As of August 17, EU residents are able to choose whether the law applicable to their succession will be that of the country of their habitual residence or that of their nationality, on the understanding the former law will apply by default in the absence of choice of law.
This has important implications for habitual residents of Spain where, owing to century-old laws, children have an automatic entitlement to two thirds of the estate.
According to Regulation (EU) No 650/2012 this choice […] shall be made expressly in a declaration in the form of a disposition of property (will or codicil) or shall be demonstrated by the terms of such a disposition (impliedly).
To avoid uncertainty, habitual residents of Spain who already have a will (Spanish or foreign) need to check if it contains a term(s) that indicates that the national law, sometimes described as personal law, will apply to the inheritance.

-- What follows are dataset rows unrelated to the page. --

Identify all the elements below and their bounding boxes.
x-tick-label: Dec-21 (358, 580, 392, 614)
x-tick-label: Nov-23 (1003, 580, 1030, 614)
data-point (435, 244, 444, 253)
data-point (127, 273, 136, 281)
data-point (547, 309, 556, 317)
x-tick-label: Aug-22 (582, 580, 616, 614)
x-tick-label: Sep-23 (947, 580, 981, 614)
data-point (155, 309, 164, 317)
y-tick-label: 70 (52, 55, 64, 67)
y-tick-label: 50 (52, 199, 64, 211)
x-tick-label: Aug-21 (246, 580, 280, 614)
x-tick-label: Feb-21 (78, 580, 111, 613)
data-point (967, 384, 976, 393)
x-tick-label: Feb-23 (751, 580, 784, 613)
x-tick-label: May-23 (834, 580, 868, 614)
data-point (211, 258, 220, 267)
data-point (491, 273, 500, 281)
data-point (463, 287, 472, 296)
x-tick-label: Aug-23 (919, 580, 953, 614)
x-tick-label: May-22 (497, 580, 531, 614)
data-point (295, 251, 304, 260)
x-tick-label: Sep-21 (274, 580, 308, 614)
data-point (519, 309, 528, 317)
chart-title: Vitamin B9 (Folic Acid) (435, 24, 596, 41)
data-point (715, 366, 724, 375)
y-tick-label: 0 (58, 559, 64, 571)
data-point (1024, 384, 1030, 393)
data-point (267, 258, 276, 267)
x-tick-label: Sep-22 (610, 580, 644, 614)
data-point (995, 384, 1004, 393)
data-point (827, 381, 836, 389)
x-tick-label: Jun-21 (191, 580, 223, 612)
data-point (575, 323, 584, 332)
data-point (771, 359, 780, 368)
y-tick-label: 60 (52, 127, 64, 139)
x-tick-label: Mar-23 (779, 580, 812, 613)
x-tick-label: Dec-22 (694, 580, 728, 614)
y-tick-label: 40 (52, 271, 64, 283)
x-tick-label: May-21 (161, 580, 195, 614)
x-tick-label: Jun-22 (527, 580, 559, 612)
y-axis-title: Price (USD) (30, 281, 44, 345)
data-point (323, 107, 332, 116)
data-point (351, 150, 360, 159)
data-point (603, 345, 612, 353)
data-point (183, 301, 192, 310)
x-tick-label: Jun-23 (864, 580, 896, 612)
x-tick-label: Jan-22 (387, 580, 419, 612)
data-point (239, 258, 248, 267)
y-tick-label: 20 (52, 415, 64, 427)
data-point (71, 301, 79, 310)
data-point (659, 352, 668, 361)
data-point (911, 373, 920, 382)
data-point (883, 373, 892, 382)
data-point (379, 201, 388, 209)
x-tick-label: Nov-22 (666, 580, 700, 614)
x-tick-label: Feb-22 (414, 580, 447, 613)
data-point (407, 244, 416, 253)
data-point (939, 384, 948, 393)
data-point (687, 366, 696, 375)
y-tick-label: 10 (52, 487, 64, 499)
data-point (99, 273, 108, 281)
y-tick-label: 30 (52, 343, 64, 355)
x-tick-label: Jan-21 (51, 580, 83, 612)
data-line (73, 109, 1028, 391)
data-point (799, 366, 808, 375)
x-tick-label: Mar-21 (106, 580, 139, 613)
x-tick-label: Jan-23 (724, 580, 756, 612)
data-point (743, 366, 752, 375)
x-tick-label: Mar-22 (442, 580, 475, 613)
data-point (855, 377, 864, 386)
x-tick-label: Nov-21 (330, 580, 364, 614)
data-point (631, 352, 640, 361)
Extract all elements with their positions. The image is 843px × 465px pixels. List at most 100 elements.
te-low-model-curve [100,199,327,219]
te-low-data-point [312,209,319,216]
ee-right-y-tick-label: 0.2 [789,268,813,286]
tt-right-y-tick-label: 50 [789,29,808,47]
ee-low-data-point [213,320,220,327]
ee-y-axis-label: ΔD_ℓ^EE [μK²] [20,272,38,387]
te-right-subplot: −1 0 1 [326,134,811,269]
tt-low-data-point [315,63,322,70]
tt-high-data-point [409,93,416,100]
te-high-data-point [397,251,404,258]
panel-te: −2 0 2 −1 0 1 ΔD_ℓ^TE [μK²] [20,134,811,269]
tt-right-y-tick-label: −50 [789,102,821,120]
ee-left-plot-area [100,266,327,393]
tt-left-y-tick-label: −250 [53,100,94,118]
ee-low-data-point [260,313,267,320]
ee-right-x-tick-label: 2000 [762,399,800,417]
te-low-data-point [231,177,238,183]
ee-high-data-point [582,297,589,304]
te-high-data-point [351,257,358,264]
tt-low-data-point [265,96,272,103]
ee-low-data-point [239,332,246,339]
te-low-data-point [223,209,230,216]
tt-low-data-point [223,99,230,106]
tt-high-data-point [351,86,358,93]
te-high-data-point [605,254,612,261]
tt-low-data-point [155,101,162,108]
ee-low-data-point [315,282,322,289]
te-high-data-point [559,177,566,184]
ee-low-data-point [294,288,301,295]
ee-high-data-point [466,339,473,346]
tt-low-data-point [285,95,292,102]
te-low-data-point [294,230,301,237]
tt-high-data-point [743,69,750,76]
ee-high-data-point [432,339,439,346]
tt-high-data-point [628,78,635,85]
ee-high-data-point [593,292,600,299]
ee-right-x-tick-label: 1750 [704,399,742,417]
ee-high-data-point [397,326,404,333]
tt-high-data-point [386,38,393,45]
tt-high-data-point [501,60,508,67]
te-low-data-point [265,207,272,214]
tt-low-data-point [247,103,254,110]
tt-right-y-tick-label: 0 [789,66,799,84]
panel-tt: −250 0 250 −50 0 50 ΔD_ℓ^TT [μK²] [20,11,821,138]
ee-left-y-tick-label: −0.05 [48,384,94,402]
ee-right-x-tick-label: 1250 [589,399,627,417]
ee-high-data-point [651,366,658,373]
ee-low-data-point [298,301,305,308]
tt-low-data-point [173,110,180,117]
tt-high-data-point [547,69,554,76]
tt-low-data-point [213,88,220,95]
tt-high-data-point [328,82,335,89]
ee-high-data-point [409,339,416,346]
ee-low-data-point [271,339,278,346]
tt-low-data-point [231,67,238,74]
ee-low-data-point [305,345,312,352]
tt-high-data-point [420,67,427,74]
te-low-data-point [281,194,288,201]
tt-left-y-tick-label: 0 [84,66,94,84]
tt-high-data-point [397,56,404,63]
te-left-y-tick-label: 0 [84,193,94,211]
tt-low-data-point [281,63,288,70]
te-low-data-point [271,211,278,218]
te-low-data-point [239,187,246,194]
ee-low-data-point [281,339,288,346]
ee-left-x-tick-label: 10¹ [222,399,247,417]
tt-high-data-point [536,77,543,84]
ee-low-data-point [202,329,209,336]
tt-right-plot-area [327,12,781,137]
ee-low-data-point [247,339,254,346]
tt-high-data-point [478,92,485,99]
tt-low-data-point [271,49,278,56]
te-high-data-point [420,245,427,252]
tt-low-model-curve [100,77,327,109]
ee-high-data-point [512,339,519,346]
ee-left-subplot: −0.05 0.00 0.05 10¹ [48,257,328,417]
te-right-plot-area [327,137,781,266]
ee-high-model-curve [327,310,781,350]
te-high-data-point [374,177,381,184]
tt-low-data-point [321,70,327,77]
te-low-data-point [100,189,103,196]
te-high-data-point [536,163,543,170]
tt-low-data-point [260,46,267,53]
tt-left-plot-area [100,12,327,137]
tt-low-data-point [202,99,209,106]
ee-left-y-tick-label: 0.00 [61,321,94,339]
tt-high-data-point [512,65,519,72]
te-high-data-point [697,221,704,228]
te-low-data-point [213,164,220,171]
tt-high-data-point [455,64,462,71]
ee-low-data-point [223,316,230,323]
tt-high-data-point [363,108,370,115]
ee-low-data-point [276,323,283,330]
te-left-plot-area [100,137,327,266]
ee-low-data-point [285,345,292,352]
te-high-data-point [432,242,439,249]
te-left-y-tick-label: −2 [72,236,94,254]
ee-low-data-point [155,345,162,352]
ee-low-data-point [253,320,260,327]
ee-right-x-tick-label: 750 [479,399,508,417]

Most wills I have come across do state this when noting that the testator’s wishes are in accordance to his or her national/personal law, which in my opinion – and that of most lawyers – suffices and therefore, a new will is not required.
Where there is no provision to the effect in a will and the testator wishes to avoid the application of Spanish succession laws, we recommend drafting a new will introducing a clause of choice of applicable law.
The Regulation does not deal with taxes as these are -unavoidably- to be paid in Spain in respect to […] assets located in or rights that are fulfilled or exercised in Spain, irrespective where the testator is a resident of.
Finally, the Regulation introduces a European Certificate of Succession to avoid lengthy, complex and expensive legal procedures where a foreign will is to be enforced in a member state.
Note: please be advised that the UK and Ireland are not taking part in this Regulation and are not bound by it or subject to its application. Therefore, the European Certificate of Succession will not be issued in these member states.